It's so late and I am so tired that I cannot fall asleep. Today was a little crazy and my brain is still hurting. I took the GRE and got a full 10 points more than I did three years ago. You would think after attending graduate school and learning copious amounts of information and new vocabulary words for three years that I would make a vast improvement. But no; it was instead almost the exact same score. So what is this test measuring anyway? I think it must only measure how well I take tests, which apparently is not well at all.

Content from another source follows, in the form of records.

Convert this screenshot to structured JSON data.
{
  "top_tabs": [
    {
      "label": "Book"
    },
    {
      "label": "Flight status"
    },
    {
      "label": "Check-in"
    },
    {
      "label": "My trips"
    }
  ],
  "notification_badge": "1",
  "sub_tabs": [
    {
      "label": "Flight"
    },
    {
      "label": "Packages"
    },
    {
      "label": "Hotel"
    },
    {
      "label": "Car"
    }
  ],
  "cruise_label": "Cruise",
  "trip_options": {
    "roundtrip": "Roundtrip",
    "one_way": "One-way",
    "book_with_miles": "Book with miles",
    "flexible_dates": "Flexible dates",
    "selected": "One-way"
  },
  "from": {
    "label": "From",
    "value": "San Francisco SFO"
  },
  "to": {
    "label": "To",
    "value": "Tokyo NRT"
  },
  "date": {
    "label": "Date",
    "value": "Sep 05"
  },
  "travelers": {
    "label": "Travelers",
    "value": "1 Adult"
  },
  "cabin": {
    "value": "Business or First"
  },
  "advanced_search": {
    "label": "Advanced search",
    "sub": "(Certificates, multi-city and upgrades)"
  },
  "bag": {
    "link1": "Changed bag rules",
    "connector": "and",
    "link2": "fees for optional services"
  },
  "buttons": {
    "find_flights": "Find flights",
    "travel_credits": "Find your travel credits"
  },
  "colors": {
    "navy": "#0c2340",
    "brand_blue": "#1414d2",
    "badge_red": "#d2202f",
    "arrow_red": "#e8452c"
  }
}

I'm starting to think more seriously about beauty school. I come from a long line of beauticians. Both my grandmothers were hairdressers. And my great grandmother and all of one of my grandma's sisters. I have an eye for makeup and hair and I love doing it, so why not? Well...it may end up being my only option if academe decides it doesn't want me. I've got to find some way to pay off all these student loans. It may also be a life with less pressures than academia, and I can continue learning on my own. As I said in my last post, maybe now I have to realize that life really is about survival, but I think there is something noble in that. Surviving and helping others survive, easing their suffering and building them up, is pretty important. I thought writing and teaching people about art and beauty was what I was meant to do to help make the world a better place, but who knows, maybe there's another way for me.
So, even though this week I've had some set backs, I'm not going to let them keep me down. The universe has a way of setting things right and I'll find my place somewhere in it.